Same here; tickets always include the photo of the driver. If the photo is unclear or differs from the registered owner, tickets are easily dismissed.
However, I agree with Florida on this; the onus should be not be on the accused to prove innocence after a citation is issued. Feels like a 'call us to unsubscribe' time-wasting dark pattern.
If the law is such that the owner is guilty regardless of who was driving, but the owner can opt to reassign the fine to the driver if they have the willingness and the evidence to do so, then proving innocence isn't really what's happening if the driver opts to do it.
That said, if merely being the owner of a tool is sufficient to be guilty of whatever infraction someone else performs with said tool, that has 2 problems beyond the whole "proving your innocence" debate:
1. Why stop climbing up the chain at the current owner when you could keep climbing and say it's all the fault of the manufacturer?
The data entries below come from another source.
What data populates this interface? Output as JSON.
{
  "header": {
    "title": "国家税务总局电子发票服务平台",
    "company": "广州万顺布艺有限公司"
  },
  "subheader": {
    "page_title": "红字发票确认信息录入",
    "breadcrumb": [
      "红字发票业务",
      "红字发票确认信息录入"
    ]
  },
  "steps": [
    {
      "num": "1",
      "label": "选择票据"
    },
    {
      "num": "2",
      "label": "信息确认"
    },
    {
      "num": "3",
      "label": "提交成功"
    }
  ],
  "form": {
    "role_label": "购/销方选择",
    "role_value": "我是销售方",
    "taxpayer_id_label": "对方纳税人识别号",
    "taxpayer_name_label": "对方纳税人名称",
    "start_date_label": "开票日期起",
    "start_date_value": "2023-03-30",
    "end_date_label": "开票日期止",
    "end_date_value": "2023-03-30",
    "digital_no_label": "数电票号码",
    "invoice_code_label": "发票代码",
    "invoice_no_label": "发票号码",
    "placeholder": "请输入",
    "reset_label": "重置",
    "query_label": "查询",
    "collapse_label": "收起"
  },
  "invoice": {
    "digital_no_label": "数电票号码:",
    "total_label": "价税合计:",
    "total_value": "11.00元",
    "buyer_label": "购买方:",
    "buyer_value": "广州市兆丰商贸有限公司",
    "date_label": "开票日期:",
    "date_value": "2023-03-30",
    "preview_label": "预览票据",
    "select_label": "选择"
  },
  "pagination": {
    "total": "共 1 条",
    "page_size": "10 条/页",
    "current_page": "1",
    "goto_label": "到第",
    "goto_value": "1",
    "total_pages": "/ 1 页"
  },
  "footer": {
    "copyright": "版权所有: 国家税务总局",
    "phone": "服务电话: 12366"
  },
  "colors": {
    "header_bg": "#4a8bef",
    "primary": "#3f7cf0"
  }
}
I jest, but this illustrates why, despite my first paragraph, it's indeed only sensible that the driver be at fault, so the government must prove who was driving.
The whole point is that the law is not such that "owner is guilty regardless". This is the weaponization of bureaucracy to maximize profit. The cost to issue a legally dubious citation is substantially less than the cost to refute it. It also happens to fall afoul of the right to due process, as realized by the state of Florida.